I think part of the answer is what schools are saying more and more - work for a while first. For my case, my UG degree was as silly/useless for jobs as they get. And honestly, I didn't have office skills/maturity, contacts, resume, numerous things that would make me ready to hire, or at least ahead of the rest of the crew, even coming from the right school high up. Sure, some firms might have hired me in a good economy anyway, but from where I'm at now, I can make a less-guesswork decision. I have a career of some years, have climbed to a nice level/salary. So ideally even if there are zero law jobs, I can get back into the industry (non-profits) that I've been it at at least as high, very possibly higher level. There are specific areas in non-profs where JD's are real added val. Also, I have contacts in terms of either getting clients or getting into law firms.

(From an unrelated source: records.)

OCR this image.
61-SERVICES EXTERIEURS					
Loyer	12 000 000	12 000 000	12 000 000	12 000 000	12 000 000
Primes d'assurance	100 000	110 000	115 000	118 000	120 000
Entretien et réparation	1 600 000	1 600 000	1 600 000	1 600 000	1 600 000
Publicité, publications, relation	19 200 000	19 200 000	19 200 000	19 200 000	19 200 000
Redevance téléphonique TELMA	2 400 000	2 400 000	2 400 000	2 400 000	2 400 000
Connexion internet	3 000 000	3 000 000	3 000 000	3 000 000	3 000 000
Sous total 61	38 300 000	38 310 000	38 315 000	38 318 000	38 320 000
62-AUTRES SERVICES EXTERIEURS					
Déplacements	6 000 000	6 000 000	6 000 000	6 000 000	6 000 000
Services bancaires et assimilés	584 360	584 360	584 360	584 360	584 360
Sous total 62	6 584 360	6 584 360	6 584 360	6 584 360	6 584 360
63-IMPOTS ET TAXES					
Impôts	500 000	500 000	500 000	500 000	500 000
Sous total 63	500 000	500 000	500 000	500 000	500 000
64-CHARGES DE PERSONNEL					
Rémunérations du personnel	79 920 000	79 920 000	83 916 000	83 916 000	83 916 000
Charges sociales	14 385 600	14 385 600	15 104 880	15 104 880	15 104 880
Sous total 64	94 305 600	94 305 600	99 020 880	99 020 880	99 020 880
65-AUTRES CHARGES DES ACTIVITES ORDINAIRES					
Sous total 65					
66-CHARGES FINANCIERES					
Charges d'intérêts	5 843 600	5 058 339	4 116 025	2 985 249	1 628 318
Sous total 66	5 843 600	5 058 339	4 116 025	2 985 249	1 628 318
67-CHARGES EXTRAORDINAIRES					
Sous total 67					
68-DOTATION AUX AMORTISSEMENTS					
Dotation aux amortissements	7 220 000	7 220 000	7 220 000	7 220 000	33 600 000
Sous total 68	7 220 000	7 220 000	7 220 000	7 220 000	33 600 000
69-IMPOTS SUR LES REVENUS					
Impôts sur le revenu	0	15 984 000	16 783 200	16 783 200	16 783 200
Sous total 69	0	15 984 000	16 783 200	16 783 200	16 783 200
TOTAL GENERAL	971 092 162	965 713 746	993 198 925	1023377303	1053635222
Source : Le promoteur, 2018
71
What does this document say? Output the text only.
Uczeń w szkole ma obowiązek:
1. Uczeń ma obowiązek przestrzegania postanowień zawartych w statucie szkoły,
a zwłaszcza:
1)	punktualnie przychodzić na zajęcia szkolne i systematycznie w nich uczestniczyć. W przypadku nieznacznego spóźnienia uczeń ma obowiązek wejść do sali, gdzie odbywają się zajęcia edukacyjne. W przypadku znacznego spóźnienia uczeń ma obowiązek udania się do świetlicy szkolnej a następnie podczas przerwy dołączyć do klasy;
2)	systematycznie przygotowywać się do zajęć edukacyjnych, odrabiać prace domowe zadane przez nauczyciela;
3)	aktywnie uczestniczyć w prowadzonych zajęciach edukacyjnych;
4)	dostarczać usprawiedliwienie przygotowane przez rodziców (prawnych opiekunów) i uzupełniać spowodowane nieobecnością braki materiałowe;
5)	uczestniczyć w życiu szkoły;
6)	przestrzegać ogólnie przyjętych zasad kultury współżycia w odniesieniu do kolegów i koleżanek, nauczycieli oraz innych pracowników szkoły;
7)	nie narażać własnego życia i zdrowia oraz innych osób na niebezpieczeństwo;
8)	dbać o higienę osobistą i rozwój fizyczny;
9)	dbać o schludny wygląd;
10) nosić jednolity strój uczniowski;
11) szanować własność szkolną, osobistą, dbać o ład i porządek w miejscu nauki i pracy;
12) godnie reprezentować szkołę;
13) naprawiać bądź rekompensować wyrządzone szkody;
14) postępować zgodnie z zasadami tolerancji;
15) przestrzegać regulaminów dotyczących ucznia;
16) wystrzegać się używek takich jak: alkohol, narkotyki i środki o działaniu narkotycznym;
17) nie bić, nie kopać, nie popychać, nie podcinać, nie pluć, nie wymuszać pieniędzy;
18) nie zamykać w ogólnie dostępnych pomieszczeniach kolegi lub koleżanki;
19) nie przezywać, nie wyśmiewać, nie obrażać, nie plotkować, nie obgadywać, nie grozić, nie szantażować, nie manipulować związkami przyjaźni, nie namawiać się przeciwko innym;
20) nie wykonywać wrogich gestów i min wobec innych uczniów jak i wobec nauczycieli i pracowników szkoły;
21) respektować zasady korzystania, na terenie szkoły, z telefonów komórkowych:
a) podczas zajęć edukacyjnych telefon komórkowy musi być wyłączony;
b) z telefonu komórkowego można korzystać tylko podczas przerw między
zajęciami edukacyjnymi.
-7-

For those of us who will pay our own way, I think this is what you would want barring sizeable scholarships to a high-ranked school. Mathmatically, from what I see in my current field, the added degree/credential would be worth about an extra 30K-70K per year or more in my current field, not to mention more sastisfying positions. Also, with the resume I have and the specific skills I have (have overseen research programs, worked with clients extensively, etc.) it makes a bit more sense for a firm to take a chance on me maybe than someone else.
I don't say this to talk about my case really, but to suggest this is why schools suggest working for a while first. On top of having realistic understanding of what expenses/salaries are, you aren't starting from 0$/0 experience/0 contacts. Also, you have more realistic understanding of what work will be like, so don't go from never having worked an 8-10 hour day to the sort of ass-kicked whining you hear about big law, etc. You have a feel for what that means, as well as for what you will be looking to accomplish when there that will lead to a useful career path.
I find it amazing that firms ever considered people with no WE worth 160K - it was just part of a bubbled-era I guess. I could see the value of a top law student starting somewhere 70-90ish max, at a very big firm that thinks they'll stay a while. Someone with signficant WE, maybe 100Kish. But for the most part I'd imagine expect what you would from any career, starting not so high, but having significant ops as you move up - IF you are any good. In my career, I started with what I thought was great money in an entry position at about 30K (little less.) That didn't mean I'd earn 30K for the next ten years, or even five. The bumps come, slowly at first, then less slowly, then you get in a position where you can push/bargain a bit. It took all of about 2 years to increase my salary about 80%. Another 2 1/2 years to increase it another 50-60%ish. Then 4 years to bump another 3040% ish. All of the bumps came as a result of me being successful and having ops come up to bargain from. Long and short, about 1 decade to more than triple my starting salary.
Again, I don't say this to tell my story, but to give some perspective on what starting salary means - it doesn't mean what you will earn in 5 years, or even any resemblence to it necessarily.
One last thing - I agree with above poster about saving - another reason to work first. If you work a few years and have, say, 20-20-25k in the bank, you have your loan payment covered for 1-2 years. That is no small thing. That gives you a couple pressure free years to start out your career. If you are not someone whose parents will pay tuition/help if disaster strikes, and you don't get a big scholarship to your chosen school, a delay to take this route might be worth it. Just ask yourself, would you be as panicked if you had a 5 -year resume/field you came from, some contacts/knowledge of the working world/fallback options, and 30K in the bank?